“Homeporting of cruise lines could help significantly in increasing the amount that cruise visitors spend in the country”
NASSAU, BAHAMAS — Homeporting of cruise lines in The Bahamas could significantly increase cruise passenger spend, according to an Inter-American Development Bank (IDB) report that noted it takes 28 cruise visitors to equal the spend of one stopover visitor.
The IDB, in its Caribbean quarterly bulletin, noted this nation’s recovery will depend critically on the recovery of the tourism sector. While this nation saw its visitor arrival numbers plummet to zero at the onset of the pandemic, it was noted that moving forward, this nation’s geographic proximity to the United States” may give it an advantage over other, more distant international destinations”.
According to the IDB country summary by Gralyn Frazier, while cruise visitors represent three-fourths of arrivals to this nation, based on data on the average expenditure per tourist, it now takes 28 cruise visitors to equal the spending of one stopover visitor.
“Homeporting of cruise lines could help significantly in increasing the amount that cruise visitors spend in the country,” it was noted.
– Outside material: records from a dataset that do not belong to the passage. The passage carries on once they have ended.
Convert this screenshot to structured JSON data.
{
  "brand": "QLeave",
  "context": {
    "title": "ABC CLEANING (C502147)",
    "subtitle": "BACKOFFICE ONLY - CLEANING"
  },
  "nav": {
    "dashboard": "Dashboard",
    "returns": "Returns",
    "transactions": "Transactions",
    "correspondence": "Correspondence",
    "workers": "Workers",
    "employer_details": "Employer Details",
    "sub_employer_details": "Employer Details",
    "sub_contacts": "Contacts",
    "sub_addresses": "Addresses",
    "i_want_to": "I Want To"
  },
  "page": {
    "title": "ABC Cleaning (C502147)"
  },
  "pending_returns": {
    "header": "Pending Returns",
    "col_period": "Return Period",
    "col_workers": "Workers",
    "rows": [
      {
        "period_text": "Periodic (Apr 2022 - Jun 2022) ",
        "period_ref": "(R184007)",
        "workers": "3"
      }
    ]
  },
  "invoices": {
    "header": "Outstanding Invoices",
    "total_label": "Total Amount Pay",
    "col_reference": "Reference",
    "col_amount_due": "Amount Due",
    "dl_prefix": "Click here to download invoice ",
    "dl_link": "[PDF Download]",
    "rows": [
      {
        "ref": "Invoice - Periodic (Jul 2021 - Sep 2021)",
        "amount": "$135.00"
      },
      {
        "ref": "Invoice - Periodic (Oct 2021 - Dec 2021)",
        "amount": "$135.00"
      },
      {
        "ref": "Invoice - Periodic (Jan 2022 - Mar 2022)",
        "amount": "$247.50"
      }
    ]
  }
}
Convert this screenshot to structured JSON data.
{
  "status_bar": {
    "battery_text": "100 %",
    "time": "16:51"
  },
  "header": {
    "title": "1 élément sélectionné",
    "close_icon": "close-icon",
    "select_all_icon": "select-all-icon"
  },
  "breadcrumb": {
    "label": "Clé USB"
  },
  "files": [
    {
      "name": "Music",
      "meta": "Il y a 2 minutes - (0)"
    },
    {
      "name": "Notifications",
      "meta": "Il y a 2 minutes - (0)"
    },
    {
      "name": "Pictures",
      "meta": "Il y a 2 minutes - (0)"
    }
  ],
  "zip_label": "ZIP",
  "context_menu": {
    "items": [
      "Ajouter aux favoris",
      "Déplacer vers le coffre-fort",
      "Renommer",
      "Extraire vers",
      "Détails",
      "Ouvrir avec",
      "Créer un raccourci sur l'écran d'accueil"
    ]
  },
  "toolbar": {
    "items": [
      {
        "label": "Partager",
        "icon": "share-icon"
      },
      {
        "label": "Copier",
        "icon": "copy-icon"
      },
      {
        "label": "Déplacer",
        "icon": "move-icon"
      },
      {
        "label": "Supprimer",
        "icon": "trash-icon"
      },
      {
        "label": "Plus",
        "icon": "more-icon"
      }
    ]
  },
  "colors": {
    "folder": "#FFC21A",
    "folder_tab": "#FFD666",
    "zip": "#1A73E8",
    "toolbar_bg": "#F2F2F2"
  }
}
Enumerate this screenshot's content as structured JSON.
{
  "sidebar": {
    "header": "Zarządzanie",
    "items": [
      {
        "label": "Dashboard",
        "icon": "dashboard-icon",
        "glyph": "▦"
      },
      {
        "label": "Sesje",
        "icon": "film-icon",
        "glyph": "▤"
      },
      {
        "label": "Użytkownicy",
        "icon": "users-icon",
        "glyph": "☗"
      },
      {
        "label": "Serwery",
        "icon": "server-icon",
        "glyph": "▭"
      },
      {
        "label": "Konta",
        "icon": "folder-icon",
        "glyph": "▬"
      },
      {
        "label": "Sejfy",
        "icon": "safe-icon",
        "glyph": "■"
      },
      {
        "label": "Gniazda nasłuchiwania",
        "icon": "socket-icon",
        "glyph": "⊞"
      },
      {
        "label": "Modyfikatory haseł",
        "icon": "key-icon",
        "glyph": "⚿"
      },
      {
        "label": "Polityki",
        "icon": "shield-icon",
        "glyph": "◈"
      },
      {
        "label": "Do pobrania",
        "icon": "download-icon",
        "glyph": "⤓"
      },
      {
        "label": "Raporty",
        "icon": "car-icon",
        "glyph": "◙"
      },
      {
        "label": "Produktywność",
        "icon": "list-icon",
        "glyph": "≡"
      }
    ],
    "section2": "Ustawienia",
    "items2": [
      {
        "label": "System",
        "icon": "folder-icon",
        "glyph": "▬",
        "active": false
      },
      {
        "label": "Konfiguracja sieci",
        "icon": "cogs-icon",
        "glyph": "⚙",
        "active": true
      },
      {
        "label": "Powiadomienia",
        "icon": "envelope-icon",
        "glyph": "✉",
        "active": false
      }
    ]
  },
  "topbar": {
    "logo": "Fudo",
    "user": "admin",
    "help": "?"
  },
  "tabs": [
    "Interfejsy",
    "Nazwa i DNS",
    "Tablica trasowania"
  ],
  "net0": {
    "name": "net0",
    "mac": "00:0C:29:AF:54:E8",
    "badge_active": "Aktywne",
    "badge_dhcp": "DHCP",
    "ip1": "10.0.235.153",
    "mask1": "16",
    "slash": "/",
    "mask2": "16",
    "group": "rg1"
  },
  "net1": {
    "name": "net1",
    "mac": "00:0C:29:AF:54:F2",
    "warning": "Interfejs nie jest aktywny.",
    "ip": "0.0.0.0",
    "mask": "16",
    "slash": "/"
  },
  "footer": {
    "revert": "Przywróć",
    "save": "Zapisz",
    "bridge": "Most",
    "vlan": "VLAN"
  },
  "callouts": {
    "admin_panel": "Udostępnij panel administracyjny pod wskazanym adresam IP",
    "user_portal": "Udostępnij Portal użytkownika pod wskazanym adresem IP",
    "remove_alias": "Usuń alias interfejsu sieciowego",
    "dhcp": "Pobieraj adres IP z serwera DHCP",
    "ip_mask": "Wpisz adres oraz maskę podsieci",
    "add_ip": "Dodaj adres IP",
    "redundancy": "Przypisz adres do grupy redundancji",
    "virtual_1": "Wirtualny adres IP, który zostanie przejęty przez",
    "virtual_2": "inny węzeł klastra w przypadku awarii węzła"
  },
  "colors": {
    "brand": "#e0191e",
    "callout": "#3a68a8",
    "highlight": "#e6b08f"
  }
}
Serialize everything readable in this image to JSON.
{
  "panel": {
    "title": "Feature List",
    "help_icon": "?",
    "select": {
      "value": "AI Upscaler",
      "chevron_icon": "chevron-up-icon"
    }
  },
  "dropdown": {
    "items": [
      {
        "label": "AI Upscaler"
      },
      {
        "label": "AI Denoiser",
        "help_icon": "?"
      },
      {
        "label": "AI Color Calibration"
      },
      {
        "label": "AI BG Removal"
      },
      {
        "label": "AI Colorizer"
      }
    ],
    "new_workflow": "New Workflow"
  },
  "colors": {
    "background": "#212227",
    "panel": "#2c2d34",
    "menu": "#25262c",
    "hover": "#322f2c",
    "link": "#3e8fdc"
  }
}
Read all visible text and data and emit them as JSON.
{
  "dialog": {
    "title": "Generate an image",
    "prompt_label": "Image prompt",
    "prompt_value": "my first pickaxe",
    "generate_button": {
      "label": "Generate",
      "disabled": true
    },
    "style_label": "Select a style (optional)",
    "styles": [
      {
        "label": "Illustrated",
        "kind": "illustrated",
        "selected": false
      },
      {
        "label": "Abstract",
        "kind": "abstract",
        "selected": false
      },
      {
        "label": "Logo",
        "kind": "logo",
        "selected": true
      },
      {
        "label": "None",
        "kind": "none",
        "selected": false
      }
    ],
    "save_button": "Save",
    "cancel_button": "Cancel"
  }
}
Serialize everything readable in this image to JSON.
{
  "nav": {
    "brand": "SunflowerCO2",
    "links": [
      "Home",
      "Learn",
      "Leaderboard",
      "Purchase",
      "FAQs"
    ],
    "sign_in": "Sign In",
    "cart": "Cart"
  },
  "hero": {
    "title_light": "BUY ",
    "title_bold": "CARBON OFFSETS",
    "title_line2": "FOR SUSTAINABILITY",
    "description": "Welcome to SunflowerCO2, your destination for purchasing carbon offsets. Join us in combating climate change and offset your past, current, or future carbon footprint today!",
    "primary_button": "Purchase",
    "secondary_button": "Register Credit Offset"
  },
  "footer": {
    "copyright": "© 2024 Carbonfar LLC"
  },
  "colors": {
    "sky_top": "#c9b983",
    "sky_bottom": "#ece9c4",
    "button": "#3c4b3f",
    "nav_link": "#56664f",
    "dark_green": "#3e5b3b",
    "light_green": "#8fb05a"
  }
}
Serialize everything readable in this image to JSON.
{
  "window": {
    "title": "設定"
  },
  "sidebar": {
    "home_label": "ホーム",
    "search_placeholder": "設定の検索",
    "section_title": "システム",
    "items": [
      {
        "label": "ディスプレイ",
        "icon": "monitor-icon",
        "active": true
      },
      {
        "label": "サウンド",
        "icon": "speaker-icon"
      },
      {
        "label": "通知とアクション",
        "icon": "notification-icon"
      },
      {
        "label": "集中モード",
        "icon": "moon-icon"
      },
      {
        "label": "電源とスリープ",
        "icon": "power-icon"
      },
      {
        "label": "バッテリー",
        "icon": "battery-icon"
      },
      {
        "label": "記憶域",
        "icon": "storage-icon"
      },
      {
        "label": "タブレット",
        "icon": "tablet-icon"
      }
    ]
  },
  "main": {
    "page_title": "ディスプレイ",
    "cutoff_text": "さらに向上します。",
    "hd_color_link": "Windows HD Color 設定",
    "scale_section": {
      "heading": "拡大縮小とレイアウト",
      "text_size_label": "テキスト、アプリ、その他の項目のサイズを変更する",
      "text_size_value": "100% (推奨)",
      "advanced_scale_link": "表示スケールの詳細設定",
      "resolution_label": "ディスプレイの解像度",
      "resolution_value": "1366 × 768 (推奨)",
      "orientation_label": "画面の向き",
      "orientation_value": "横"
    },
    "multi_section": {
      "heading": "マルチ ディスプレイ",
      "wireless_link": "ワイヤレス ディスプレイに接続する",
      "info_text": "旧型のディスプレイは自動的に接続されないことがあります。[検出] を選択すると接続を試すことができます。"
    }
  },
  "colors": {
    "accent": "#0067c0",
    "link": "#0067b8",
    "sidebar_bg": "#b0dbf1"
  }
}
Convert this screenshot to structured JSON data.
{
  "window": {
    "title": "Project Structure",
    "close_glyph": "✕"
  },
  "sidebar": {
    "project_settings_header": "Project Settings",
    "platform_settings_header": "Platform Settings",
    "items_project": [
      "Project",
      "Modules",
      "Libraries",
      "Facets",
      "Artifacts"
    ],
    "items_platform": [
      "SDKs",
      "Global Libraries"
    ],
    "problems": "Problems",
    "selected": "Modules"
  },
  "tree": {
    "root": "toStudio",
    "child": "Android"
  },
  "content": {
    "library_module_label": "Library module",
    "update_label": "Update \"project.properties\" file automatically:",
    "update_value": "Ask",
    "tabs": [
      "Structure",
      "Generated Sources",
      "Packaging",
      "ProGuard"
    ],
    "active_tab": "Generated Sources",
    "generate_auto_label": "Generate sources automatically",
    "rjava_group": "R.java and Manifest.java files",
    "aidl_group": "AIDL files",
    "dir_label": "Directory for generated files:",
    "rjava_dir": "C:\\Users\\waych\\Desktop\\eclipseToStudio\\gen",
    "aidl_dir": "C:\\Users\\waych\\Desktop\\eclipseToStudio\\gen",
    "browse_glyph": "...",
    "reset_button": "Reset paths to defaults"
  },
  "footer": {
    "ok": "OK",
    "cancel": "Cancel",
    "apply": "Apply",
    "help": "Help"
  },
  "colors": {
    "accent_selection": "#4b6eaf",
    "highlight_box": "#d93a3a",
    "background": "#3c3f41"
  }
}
“Homeporting could significantly increase spending by cruise travelers, as many would spend (at least) a night in a hotel before embarking and upon disembarking. This could boost spending on hospitality, food services and other items per cruise ship passenger, and it could also increase the overall flow of cruise ship passengers.
“There has been good news recently on this front, as Royal Caribbean announced it would homeport in Nassau starting in June 2021, and Crystal Cruises announced it would start to do so in July.”
The report noted that even though domestic tourism only averaged 19 percent of total tourism expenditure within the country (from 2015 to 2019), the country “contains many natural wonders that could serve for an expansion of the domestic segment during a recovery phase”.
“Many analysts believe that business travel will recover more slowly than leisure travel, but in The Bahamas, business travel accounts for only 11 percent of total tourism expenditure — half the global average,” the report noted.
The report further noted: “There is clearly scope for improving backward linkages with the rest of the economy, including agriculture. There is also scope for improving the efficiency of tourism services through digitization, and also by lowering the cost of electricity via renewable energy.
“Finally, The Bahamas offers scope for diversifying the type of tourism offerings, including eco-tourism (both blue and green), health and wellness tourism, remote work, retirement services and education services.”